One promising agent in this field is idebenone, a synthetic analogue of Coenzyme Q₁₀ (CoQ₁₀). Approved by the European Medicine Agency (EMA) in 2015, idebenone is the only disease-specific medication for Leber's Hereditary Optic Neuropathy (LHON), a genetic condition leading to vision loss. Its approval represents a significant advancement in targeted treatments for specific ocular diseases related to oxidative stress.
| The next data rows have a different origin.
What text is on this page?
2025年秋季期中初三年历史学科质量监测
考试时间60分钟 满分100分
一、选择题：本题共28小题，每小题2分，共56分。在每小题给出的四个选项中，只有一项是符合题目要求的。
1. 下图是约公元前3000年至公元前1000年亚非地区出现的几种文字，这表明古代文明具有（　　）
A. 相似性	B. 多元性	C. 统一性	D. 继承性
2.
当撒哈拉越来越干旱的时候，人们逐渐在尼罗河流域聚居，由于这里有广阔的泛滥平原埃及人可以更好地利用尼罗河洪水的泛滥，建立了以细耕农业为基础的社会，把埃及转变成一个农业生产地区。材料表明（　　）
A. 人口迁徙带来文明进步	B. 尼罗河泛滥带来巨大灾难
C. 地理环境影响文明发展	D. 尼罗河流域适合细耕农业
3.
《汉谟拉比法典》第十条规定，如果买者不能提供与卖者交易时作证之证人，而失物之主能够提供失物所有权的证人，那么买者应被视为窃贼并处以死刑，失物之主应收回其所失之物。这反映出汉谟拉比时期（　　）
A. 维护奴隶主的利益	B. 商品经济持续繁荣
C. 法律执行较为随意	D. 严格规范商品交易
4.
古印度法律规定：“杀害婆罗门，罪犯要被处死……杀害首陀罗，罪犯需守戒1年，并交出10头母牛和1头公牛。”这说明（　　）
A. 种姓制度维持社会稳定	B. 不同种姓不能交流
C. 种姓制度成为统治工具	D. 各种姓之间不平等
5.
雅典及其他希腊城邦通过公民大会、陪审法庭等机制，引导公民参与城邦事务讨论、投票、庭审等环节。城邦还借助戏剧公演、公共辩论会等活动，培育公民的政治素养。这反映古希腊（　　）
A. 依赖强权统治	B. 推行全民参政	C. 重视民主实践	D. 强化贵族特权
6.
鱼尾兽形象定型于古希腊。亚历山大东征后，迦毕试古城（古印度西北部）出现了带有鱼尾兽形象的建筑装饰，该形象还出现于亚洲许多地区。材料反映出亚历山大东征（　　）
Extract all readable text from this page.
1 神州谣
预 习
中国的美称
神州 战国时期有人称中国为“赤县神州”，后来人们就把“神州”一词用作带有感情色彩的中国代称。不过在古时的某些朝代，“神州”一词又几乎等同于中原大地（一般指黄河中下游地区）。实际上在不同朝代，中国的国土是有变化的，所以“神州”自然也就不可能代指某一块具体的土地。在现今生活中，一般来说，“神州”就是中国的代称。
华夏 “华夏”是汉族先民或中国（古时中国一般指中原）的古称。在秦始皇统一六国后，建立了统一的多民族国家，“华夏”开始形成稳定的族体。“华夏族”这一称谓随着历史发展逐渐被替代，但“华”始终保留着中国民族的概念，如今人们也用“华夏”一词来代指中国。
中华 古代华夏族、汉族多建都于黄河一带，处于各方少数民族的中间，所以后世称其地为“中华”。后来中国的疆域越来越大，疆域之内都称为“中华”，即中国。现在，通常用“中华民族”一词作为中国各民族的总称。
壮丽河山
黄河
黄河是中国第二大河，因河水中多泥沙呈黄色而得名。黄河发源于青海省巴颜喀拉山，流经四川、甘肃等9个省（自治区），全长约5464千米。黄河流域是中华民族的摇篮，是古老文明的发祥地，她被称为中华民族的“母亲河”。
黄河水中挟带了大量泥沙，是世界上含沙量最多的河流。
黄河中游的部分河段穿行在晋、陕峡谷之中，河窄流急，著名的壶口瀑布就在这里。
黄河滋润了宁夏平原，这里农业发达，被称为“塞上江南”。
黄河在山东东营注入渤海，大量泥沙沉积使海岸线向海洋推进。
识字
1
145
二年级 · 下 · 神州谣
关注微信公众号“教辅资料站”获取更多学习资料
Another key area of interest involves the Nrf2 (Nuclear factor erythroid 2-related factor 2) pathway. Nrf2 is a crucial transcription factor that regulates antioxidant enzyme expression, playing an essential role in cellular defense against oxidative stress. Disturbances in Nrf2 function have been implicated in several ocular diseases, making the modulation of this pathway a promising therapeutic approach. By enhancing Nrf2 activity, it may be possible to increase the body's natural antioxidant defense mechanisms, thereby reducing oxidative stress-related damage in the eye. 45
Despite these promising leads, it's important to note that while experimental studies have yielded encouraging results, comprehensive clinical trials are necessary to confirm the safety and effectiveness of these therapeutic approaches. These studies are crucial to determining the appropriate dosages, long-term effects, and specific applications for different ocular diseases influenced by oxidative stress.